New figures drawn up by the Office for National Statistics (ONS) have shown inflation in the UK fell to 2 percent during May, hitting the Bank of England’s target.

According to ONS, the consumer prices index (CPI) rose 2 percent in the 12 months to May 2024, dropping from 2.3 percent in the 12 months to April.

Including owner occupiers’ housing costs (CPIH), this figure rose to 2.8 percent over the most recent period.

ONS cited the annual rates of food as a defining contribution to the monthly downward trend, noting that prices had fallen this year but rose a year ago.

For the clothing and footwear sector, CPIH for the 12 months to May fell to 3 percent, down from April’s 3.7 percent.

This category also contributed to the downward trend among the CPIH all goods index, which dropped 1.3 percent compared with a fall of 0.8 percent in April. ONS stated that this was the largest annual fall since August 2016.

Responding to the latest figures, director of insight at the British Retail Consortium, Kris Hamer, said that the country would “breathe a sigh of relief” at the inflation update.

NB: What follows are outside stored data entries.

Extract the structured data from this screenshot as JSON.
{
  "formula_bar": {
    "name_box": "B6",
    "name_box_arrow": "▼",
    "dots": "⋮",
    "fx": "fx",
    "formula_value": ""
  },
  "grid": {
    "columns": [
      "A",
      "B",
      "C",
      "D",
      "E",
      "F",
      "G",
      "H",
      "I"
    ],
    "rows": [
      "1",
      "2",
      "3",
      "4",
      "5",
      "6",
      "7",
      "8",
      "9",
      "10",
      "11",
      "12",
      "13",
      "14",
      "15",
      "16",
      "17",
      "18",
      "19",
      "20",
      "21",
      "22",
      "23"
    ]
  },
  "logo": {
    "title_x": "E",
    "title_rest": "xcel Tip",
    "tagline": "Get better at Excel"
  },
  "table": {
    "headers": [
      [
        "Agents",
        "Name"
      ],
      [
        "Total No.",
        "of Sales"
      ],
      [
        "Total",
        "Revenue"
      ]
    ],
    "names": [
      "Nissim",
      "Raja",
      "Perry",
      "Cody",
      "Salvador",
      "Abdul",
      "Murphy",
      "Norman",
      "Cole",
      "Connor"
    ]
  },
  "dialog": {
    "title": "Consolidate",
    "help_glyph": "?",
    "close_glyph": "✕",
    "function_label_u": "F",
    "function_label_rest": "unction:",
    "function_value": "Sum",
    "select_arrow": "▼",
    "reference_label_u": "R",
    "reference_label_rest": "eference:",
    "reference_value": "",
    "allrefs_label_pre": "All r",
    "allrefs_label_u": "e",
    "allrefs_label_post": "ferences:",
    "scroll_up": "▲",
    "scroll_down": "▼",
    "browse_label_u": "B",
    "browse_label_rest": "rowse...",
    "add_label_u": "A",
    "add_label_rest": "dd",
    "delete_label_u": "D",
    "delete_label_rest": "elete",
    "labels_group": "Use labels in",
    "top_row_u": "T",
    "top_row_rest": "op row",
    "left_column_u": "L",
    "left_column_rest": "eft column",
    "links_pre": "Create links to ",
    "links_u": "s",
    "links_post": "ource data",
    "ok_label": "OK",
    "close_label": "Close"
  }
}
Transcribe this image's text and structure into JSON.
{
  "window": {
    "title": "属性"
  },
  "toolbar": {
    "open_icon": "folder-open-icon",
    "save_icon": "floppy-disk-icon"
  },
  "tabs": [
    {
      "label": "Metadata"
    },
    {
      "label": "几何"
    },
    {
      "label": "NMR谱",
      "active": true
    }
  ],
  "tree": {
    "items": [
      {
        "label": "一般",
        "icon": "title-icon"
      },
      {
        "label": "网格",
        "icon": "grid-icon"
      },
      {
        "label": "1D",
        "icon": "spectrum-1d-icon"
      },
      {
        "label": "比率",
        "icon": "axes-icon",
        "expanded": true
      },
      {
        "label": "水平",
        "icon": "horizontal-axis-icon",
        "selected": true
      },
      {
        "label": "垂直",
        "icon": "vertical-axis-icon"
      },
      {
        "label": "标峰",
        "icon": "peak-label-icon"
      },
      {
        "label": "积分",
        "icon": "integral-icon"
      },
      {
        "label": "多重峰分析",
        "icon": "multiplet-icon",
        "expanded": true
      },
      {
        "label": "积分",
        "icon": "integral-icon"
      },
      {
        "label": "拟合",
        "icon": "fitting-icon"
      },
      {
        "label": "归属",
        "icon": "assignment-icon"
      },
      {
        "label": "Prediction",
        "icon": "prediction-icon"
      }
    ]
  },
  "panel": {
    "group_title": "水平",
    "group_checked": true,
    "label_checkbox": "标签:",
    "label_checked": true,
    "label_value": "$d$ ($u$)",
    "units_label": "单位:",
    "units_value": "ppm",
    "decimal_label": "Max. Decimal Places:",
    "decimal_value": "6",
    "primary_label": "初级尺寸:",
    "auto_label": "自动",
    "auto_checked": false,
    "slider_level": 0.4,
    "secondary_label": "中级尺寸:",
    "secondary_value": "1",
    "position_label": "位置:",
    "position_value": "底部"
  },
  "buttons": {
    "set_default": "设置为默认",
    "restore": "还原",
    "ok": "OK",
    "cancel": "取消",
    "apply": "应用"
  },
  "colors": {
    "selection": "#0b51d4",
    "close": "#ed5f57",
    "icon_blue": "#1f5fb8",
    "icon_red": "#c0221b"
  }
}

He added that while the 2 percent target was welcome news, progress should not be taken for granted by the next government, adding: “Retailers are working hard to limit price increases for their customers, and the next administration must play their part in reducing cost pressures on retailers and the customers they serve.

“Addressing key costs such as the business rates burden, which leads to customers paying a higher price at the till, must be a priority for whoever forms the next government.”